Tuesday, October 6, 2009

Prepaid cards doubted for number of fees

In an article at the New York Times recently, Andrew Martin looks at the current effects prepaid cards are having on the banking industry. The industry has really expanded over the past decade, and is a way for those who can't bank in the United States, which may be up to 80 million Americans. The article points out that once many customer easily obtain these cards, they are faced with many fees that may have been written in the small print. The fees begin at activation, and continue often through every deposit and withdraw, to every customer service call and monthly feeds from the card.

Congress has yet to examine the rules and regulations with these cards, and many consumer advocate groups are calling out against the numerous fees that often go unnoticed by the consumers until they add up to great amounts of the original deposit. Many companies are beginning to pay their consumers with prepaid cards if they don't have direct deposit, which also brings up some questions as to whether this is fair for consumers. With the introduction of WalMart's MoneyCard, which follows through on low fees for the consumer, fees are falling throughout the industry.
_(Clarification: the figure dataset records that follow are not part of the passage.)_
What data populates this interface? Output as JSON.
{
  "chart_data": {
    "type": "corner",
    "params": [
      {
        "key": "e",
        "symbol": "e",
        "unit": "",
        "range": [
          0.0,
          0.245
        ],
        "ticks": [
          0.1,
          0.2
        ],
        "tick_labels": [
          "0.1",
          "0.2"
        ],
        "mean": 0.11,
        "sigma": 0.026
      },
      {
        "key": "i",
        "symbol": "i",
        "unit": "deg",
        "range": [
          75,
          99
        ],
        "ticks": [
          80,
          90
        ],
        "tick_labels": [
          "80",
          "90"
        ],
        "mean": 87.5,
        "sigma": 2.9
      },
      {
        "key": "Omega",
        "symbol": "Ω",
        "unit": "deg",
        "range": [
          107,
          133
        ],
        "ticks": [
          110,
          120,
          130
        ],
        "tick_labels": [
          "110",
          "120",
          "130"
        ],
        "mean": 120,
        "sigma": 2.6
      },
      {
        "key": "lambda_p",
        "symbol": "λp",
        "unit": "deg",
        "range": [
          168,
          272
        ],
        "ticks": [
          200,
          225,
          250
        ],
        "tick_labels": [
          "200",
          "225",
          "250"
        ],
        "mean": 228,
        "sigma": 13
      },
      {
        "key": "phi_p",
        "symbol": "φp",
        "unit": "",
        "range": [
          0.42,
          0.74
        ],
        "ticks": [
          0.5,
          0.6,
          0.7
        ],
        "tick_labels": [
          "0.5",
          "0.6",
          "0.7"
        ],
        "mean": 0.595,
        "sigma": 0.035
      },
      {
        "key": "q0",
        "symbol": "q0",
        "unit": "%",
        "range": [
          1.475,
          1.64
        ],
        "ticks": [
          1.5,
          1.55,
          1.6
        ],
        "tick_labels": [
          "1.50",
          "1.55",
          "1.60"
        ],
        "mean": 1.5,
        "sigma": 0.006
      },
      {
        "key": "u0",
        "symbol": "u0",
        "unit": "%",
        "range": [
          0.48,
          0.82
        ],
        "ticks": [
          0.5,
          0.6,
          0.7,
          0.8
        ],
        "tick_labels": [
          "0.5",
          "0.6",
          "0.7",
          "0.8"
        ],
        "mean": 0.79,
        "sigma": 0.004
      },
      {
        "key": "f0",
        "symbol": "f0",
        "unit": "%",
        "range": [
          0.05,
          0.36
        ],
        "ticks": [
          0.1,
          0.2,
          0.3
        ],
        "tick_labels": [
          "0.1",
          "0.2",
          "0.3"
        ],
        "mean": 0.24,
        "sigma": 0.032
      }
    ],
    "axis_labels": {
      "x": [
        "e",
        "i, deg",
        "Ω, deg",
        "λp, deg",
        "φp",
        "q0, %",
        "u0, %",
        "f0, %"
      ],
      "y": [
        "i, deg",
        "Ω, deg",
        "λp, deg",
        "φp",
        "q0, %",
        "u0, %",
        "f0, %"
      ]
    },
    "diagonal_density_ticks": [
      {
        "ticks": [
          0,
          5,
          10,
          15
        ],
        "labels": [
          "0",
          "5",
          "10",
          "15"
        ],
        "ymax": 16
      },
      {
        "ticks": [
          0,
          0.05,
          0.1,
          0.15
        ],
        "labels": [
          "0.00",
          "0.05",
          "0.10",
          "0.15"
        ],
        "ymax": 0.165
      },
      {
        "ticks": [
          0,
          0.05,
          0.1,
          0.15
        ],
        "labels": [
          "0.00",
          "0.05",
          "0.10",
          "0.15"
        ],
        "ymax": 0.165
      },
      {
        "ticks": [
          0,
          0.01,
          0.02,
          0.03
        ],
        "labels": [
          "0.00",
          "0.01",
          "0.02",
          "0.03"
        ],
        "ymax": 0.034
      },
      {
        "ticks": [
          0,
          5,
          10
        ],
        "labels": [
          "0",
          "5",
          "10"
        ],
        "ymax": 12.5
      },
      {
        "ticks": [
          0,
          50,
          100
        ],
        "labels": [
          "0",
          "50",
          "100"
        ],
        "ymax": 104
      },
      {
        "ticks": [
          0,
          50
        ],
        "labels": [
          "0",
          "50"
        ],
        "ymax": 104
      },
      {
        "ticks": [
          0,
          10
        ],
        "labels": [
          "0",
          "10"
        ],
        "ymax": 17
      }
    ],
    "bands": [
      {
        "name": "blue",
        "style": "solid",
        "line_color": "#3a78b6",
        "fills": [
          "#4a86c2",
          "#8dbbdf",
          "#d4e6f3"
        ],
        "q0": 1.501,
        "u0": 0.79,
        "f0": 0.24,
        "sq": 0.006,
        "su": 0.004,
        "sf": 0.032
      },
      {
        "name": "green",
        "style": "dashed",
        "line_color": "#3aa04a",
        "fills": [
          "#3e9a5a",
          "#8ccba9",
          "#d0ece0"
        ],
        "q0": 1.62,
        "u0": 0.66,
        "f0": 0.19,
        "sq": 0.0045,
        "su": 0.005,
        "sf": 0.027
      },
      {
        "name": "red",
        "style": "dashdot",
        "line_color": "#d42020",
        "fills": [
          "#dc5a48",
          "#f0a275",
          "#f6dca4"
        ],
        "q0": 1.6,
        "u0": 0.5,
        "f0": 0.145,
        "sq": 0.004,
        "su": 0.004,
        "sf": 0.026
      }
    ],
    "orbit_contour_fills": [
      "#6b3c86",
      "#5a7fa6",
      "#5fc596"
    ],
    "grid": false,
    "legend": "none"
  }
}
Prepaid cards may be the only choice for some of the users, as they have no real way to open a bank account and receive their income other than to preload it on this card. It can also be used as an option for money management. But now that consumers are calling for protection from the industry, how do you think this will evolve and change the industry? I think WalMart's new card, which does reduce the number of fees, will have an effect on the industry, but it is only a matter of time before Congress looks at the cards and begins to regulate them.